Eto'o: 6.75/10 Défensivement parlant, il a presque autant défendu qu'Un Gio par exemple, c'est dire son formidable travail de pressing. Superbe retourné acrobatique qui aurait mérité meilleur sort. Du reste, et tout comme Messi, pas toujours lucide dans ses choix de jeu. Mauvaise habitude également à privilégier le jeu sur les ailes, laissant l'axe de l'attaque aux soins de Ronaldinho ou Messi, qui ne sont pas vraiment des buteurs.

Eto'o

Coaching

Comme dit précédemment, la sortie de Ronaldinho n'était probabablement pas la meilleure chose à faire. Certes au final, il s'agissait d'un remplacement poste pour poste puisque Messi a pris le côté gauche, mais l'Argentin n'est certainement pas aussi tranchant à cette position que ne l'est le 10 Blaugrana.

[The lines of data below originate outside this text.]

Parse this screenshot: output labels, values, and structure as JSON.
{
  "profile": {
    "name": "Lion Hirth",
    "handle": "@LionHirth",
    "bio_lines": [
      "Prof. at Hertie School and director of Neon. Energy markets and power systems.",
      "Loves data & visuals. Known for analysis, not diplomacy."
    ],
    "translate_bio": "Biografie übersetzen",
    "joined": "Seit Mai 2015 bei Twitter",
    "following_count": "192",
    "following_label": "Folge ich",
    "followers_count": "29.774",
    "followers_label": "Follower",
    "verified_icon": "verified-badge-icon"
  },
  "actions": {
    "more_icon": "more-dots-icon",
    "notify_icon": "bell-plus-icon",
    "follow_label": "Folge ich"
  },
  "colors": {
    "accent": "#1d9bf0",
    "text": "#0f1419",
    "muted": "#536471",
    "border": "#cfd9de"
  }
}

Encore une fois, on a l'impression que Rijkaard agit plusieurs temps en retard, et de la mauvaise manière. De nombreux culés réclamaient qu'il cesse de privilégier Ronaldinho, qui ne sort jamais en cours de match et le technicien Blaugrana a voulu montrer qu'il pouvait changer brutalement de stratégie, mais cette décision n'arrive pas au meilleur moment. À 5 journées de la fin de la Liga, le Brésilien est plus que jamais indispensable. La sortie de Ronaldinho coincide d'ailleurs avec le moment où le Betis a commencé à s'emparer du ballon plus franchement.